Both parties’ duty to confer: Sedwick clarified what the Local Rule 37.1(a) duty means to him:
That local rule is meant to require the lawyers talk to one another in person — face to face when, as here, they are in the same community — in a sincere and civil effort to resolve discovery disputes and to document that in a single document, a certificate. Had the court’s trial schedule not delayed the resolution of the pending motions so long, the court might have considered denying both motions for failure to provide a simple certificate averring that the lawyers had actually discussed all the discovery issues face to face. However, in light of the fact that swords have been figuratively drawn, the motions fully briefed, and by digging through the various exhibits the court has found evidence of at least one face-to-face meeting, the court concludes that requiring a further effort at resolution by consensus would achieve only delay.
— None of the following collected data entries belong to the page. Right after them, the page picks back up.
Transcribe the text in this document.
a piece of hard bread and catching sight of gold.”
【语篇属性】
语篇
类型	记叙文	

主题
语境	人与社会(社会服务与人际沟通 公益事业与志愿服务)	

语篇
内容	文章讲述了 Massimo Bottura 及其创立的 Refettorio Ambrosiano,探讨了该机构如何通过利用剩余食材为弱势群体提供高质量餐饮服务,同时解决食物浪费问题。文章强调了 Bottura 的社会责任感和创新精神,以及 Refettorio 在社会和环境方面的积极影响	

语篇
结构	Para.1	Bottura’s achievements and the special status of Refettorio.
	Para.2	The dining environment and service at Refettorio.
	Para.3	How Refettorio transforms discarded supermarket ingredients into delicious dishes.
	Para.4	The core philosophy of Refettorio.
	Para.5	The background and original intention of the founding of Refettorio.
The court will treat the evidence of the parties’ efforts to confer, which is in the record, [] as sufficient to warrant consideration of both motions. Both lawywers are warned that in the future, the court will expect them to provide the necessary information in a single certificate that makes clear they have lived up to their duty to confer.
(bold in orig.)
Urich v. Fraize, 2008 WL 801970 (D.Alaska Mar. 24, 2008)
Darryl L. Jones represents the plaintiff. Joyce Weaver Johnson of the Anchorage Municipal Attorney’s Office represents the police officer and the city.